In May of 2020 Mercy Community Church ordained Pastor Maurice Lattimore to ministry in his own organization, Feet on the Streets Ministries. Before and throughout the pandemic Pastor Lattimore has worked alongside the other Mercy pastors to care for our community through his Empowerment and Recovery groups, pastoral care, and by connecting people to invaluable resources. He continues to serve and support the Mercy community while also pastoring his own community and creatively and compassionately supporting those experiencing homelessness across the city with showers, community, empowerment, and the love of Christ.
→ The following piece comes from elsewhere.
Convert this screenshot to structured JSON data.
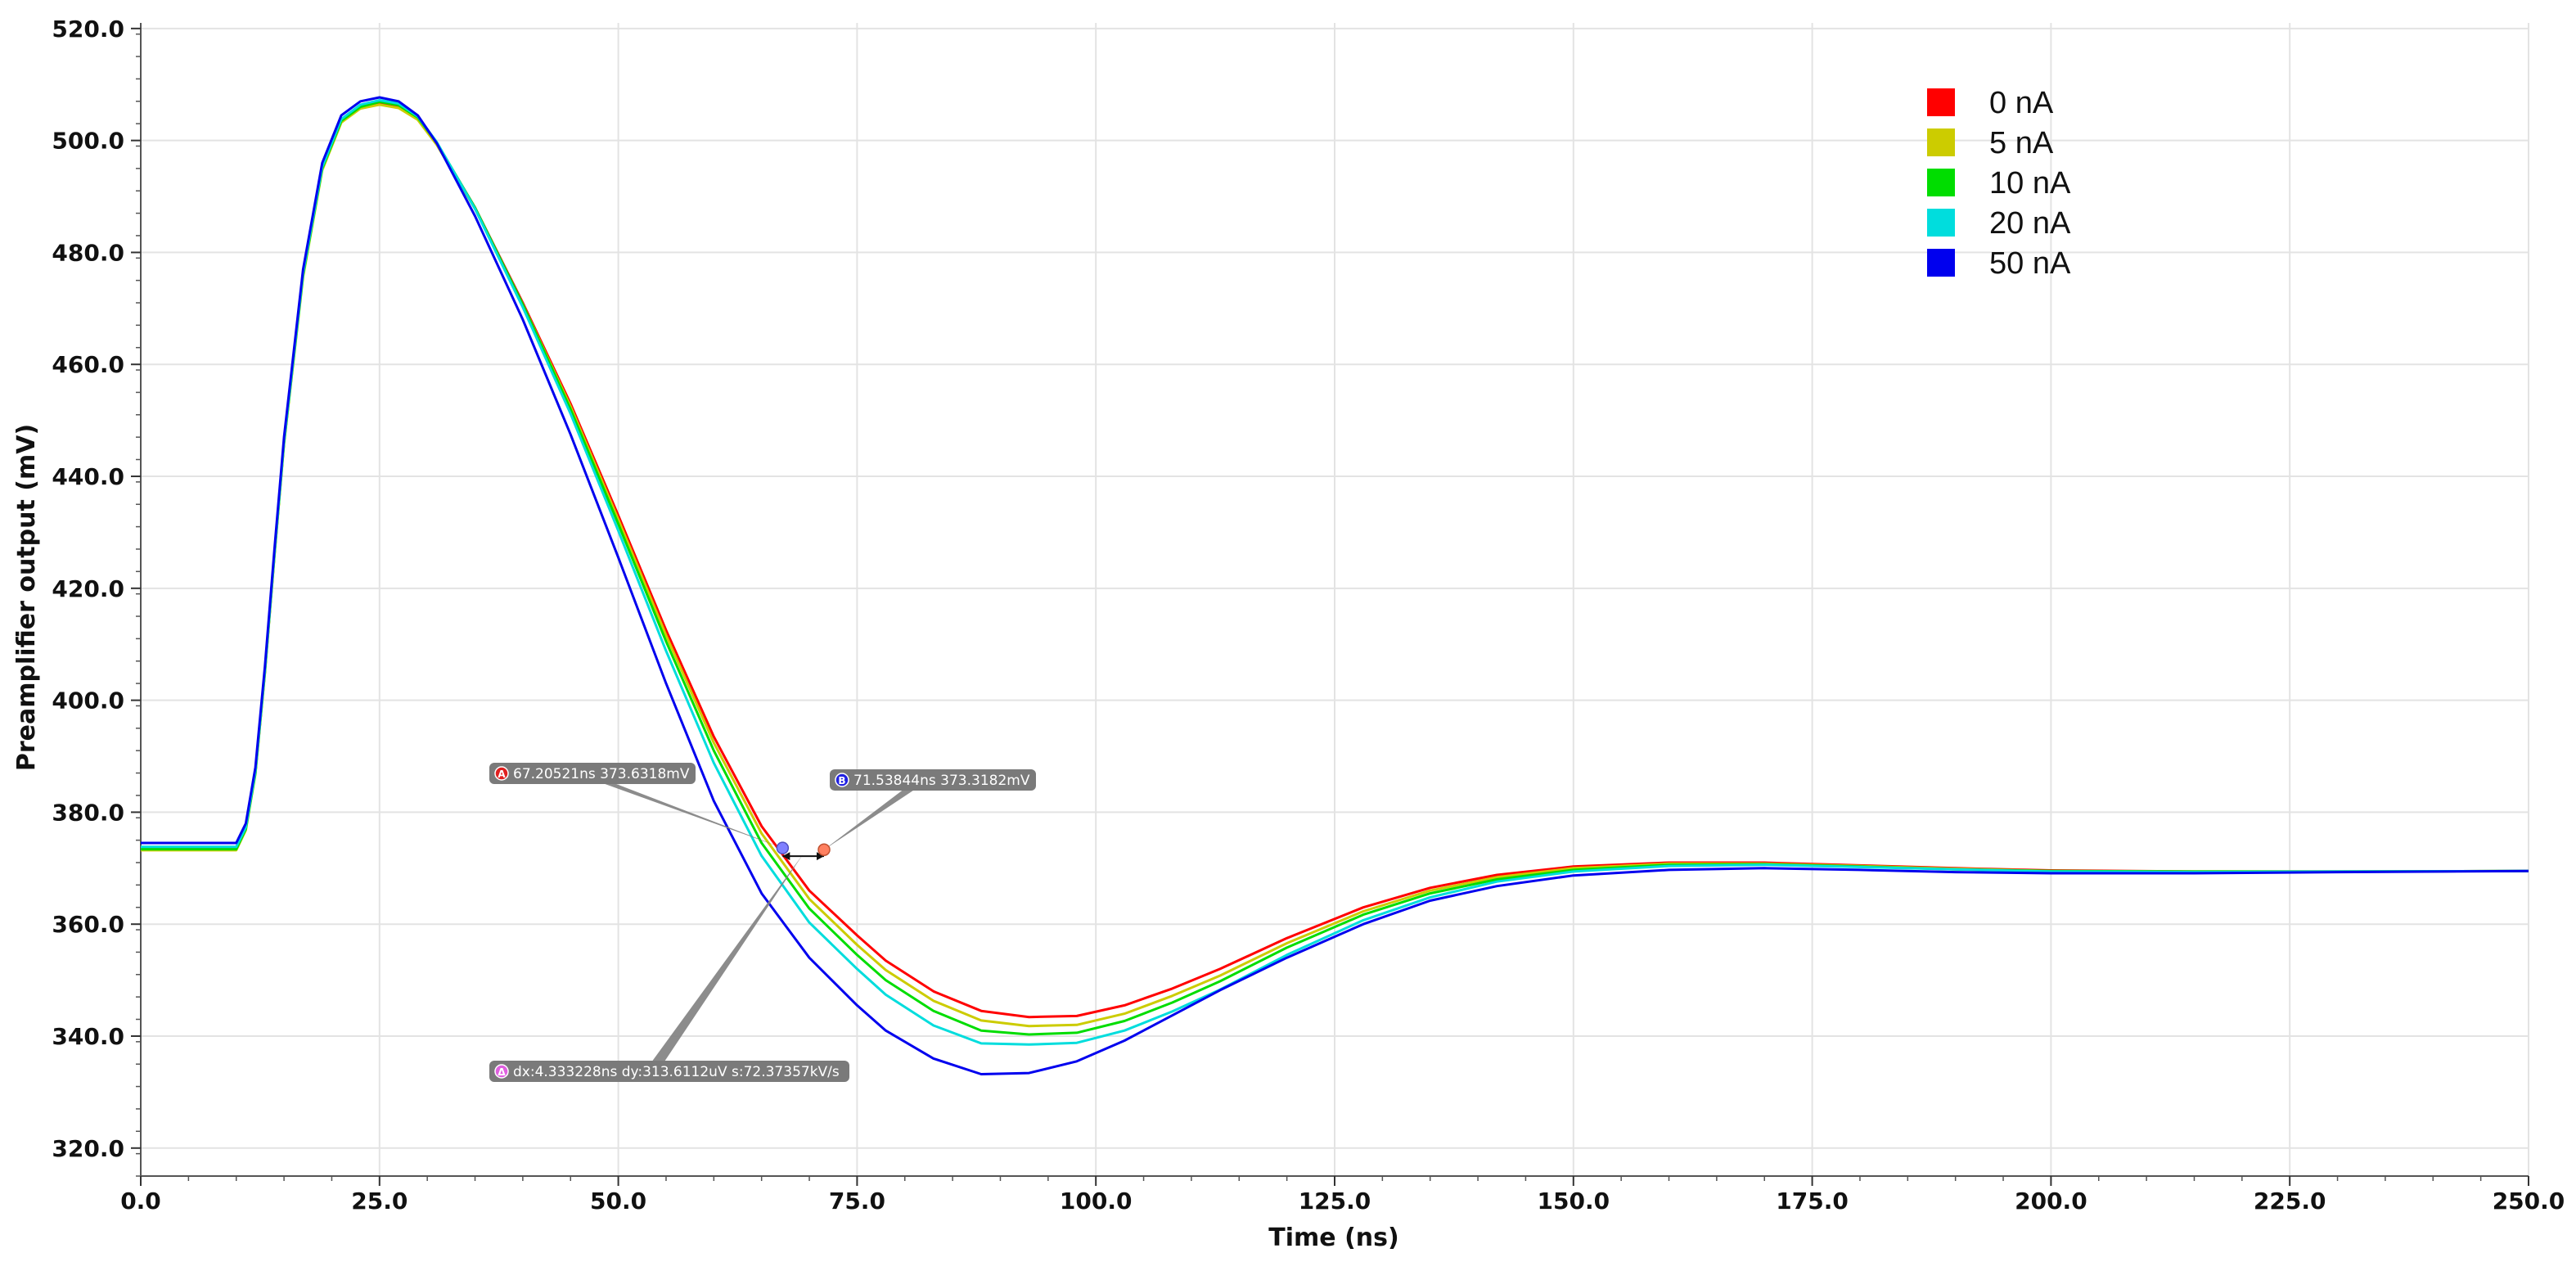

Mercy is thankful for Pastor Lattimore’s partnership with Mercy as well as his own faithful work—here is Pastor Lattimore’s story:
My name is Maurice Lattimore and I'm a 62 year Black man and native of Atlanta Georgia, I'm the oldest of five siblings and the last one standing, and I'm the one that did it all wrong. I was raised in the projects during some very racist and discriminating times. With the bias that developed in me during those times I quickly got off to a bad start. I was 12 years old when I did my first piece of real drug, and from that point the next 35 years of my life were like a rollercoaster of drugs, incarceration, and eventually homelessness. What a vicious cycle! A change of events did come about in 2004 in Phoenix Arizona in a jail cell--I found Christ, Amen! The best and freest years of my life until then were lived in that prison. This is what accepting Christ as my personal Lord and Savior did for me. Today I am in the life of my daughter and my grandchildren, and God saw fit to give me a wife. At the ministry that God has entrusted me with, Feet on the Streets Ministries, as well as here at Mercy Church, today I get and give service to a community of brothers and sisters whose lives I can identify with on a personal level. Glory be to God the father and our Lord and savior Jesus Christ forever and ever Amen!